Chicago will live or die by their offensive line. If the line is respectable most of the game, the Bears can win.
Can the Bears' secondary contain Mike Evans and Chris Godwin?
Chicago’s secondary is expected to come into their own and become one of the best defensive backfields in the league, but Week 1 proved that having the talent on paper rather than showing it on the field are too different things. Safety Jaquan Brisker spoke on the wake-up call they suffered in Week 1, saying that the unit is ready to go for Sunday’s game. The secondary will face a much greater challenge in Tampa, as they’ll have to contend with Pro Bowl wide receivers Mike Evans and Chris Godwin.
The secondary are coming into Week 2 well under 100 percent. Second-year cornerback Kyler Gordon broke his hand in last week’s game and he was placed on injured reserve, and Josh Blackwell (his replacement) has been ruled out with a hamstring injury. Promising rookie corner Tyrique Stevenson will experience his “Welcome to the NFL” moment as he tries to stay with the stellar receiver duo.
Stevenson and veteran corner Jaylon Johnson will be the first line of defense against the pair, with Bears safeties Eddie Jackson and Jaquan Brisker providing support. The secondary will need to make Evans and Godwin the focal point of their coverage and thwart any potential big plays. The one advantage Chicago has is Baker Mayfield is under center for the Bucs this season, and he’s garnered a reputation with being reckless with the football. There’s a good chance Mayfield with throw an errant pass to one of the two, and the Bears may be rewarded for efforts in covering Evans and Godwin with a turnover.

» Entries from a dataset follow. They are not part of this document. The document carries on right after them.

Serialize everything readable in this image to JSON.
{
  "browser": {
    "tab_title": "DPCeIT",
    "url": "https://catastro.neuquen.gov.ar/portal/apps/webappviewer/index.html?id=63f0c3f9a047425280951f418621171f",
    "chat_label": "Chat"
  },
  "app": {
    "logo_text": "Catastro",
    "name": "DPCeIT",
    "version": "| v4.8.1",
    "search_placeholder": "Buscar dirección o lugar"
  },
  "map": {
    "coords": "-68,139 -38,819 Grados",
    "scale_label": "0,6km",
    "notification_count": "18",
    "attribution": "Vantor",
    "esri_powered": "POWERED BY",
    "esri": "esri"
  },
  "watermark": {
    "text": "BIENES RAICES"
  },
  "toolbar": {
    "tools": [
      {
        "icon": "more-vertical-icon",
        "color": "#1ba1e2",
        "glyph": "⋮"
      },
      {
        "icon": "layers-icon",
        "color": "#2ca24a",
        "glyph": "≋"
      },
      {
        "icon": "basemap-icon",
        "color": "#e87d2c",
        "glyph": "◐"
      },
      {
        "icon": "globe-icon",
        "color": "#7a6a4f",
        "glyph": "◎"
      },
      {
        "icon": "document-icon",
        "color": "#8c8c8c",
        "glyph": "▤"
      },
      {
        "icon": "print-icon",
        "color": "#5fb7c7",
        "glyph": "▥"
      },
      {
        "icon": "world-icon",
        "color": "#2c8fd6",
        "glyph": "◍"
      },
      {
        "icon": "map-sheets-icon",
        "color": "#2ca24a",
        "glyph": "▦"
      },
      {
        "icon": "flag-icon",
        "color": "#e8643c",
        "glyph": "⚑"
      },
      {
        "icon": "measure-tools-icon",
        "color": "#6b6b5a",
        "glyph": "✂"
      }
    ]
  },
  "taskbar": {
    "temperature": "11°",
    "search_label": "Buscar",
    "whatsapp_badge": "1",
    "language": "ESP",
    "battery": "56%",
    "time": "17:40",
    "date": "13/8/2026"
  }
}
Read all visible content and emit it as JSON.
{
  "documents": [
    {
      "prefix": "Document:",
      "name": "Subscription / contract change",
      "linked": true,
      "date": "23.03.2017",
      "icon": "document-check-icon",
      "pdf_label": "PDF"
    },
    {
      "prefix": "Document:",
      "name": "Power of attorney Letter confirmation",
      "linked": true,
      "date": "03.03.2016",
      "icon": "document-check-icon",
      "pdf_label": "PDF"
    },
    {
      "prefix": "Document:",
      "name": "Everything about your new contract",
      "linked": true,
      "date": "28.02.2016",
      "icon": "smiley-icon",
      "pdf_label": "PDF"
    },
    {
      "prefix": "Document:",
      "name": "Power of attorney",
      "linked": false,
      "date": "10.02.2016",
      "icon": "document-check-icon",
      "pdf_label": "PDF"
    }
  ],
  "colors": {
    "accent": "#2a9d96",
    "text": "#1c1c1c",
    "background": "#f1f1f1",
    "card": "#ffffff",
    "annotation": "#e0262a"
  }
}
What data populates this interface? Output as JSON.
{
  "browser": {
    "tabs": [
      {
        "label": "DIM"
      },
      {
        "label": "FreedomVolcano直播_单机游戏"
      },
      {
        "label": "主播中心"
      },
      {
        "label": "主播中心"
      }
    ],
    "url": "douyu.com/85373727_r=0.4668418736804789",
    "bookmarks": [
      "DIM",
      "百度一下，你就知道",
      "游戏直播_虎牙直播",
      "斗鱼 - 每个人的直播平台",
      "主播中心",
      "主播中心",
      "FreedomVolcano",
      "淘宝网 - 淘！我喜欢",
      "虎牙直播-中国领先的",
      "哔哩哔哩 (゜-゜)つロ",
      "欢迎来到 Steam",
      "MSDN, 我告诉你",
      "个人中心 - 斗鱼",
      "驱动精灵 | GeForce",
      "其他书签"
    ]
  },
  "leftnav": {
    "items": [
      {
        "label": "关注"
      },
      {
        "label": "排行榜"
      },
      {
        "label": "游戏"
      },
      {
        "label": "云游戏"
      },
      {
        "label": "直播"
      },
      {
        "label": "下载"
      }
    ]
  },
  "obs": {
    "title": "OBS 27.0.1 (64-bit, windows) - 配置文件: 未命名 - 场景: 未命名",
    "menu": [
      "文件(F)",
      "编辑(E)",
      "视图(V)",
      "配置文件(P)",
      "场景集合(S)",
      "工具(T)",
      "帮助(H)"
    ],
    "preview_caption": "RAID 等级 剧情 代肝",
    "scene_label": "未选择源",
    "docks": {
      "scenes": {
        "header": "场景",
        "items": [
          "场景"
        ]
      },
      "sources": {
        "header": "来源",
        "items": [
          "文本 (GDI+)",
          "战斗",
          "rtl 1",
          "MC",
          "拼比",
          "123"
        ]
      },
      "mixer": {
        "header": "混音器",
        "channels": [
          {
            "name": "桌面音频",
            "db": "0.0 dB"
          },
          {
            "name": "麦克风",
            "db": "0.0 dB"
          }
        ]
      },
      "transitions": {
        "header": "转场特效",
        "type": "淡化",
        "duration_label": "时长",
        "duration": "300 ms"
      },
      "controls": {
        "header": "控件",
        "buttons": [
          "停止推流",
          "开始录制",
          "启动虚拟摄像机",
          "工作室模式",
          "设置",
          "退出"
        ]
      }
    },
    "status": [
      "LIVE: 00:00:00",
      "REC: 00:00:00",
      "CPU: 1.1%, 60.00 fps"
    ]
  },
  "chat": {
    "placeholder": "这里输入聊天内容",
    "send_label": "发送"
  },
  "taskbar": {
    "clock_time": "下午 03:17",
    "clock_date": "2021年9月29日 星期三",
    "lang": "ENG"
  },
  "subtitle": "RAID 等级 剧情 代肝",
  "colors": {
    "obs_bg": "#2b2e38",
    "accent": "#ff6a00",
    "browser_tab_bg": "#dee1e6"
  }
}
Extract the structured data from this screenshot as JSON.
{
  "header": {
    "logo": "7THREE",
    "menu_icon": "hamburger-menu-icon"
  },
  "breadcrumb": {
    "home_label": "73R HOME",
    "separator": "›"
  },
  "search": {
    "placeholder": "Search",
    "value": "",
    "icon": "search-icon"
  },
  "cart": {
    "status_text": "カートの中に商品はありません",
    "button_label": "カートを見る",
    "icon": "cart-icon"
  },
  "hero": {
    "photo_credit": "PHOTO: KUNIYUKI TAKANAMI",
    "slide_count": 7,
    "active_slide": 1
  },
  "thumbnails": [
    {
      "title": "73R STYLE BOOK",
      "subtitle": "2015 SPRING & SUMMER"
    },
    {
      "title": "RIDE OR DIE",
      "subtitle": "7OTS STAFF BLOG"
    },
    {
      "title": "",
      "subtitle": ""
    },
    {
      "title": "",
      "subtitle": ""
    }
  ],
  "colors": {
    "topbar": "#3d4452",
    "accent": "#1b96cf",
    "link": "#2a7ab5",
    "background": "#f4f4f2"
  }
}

As I’ve said in previous articles, it’s almost impossible to stop the greats from being great; the duo is bound to make a couple great plays. The key will be not giving up any free plays because of a lapse of coverage and limiting how much impact they’ll have towards winning the game.
Can the Bears' defensive line get to Mayfield?
This question will be regurgitated until the end of the year, I’d expect. To win a professional football game, a few things absolutely must happen. The quarterback, offensive line and pass rush all must be serviceable. Chicago only has one of these key elements (and some would debate even that), as the offensive line and defensive front are both left barren. The Bears’ front four had not given any indication of a heartbeat in Week 1, so there isn’t much hope the group will spring to life in Week 2.
If the Bears want to win, however, the defensive front four will need to do the impossible and make an impact. Defensive end Yannick Ngakoue was the only player in the group to show some fight, so it can be expected he will make some contributions in stopping the pass and run. The X-factor here will be DeMarcus Walker, who was regarded as Chicago’s other solid pass rusher but was a no-show last week. Walker will need to embrace the challenge of a solid Buccaneers’ offensive line and make Mayfield uncomfortable. Even if Walker and Ngakoue’s efforts to don’t culminate in a sack, a QB hit, pressure or hurry can be almost as effective.
On the interior defensive line, veteran Justin Jones and rookies Gervon Dexter and Zacch Pickens need to do all they can to collapse heart of the offensive line. Dexter and Pickens showed flashes of that ability in Week 1; it wasn’t even clear that Jones was playing with how little impact he made. All three need to clog running lanes and push the pocket to get Mayfield off his throwing platform.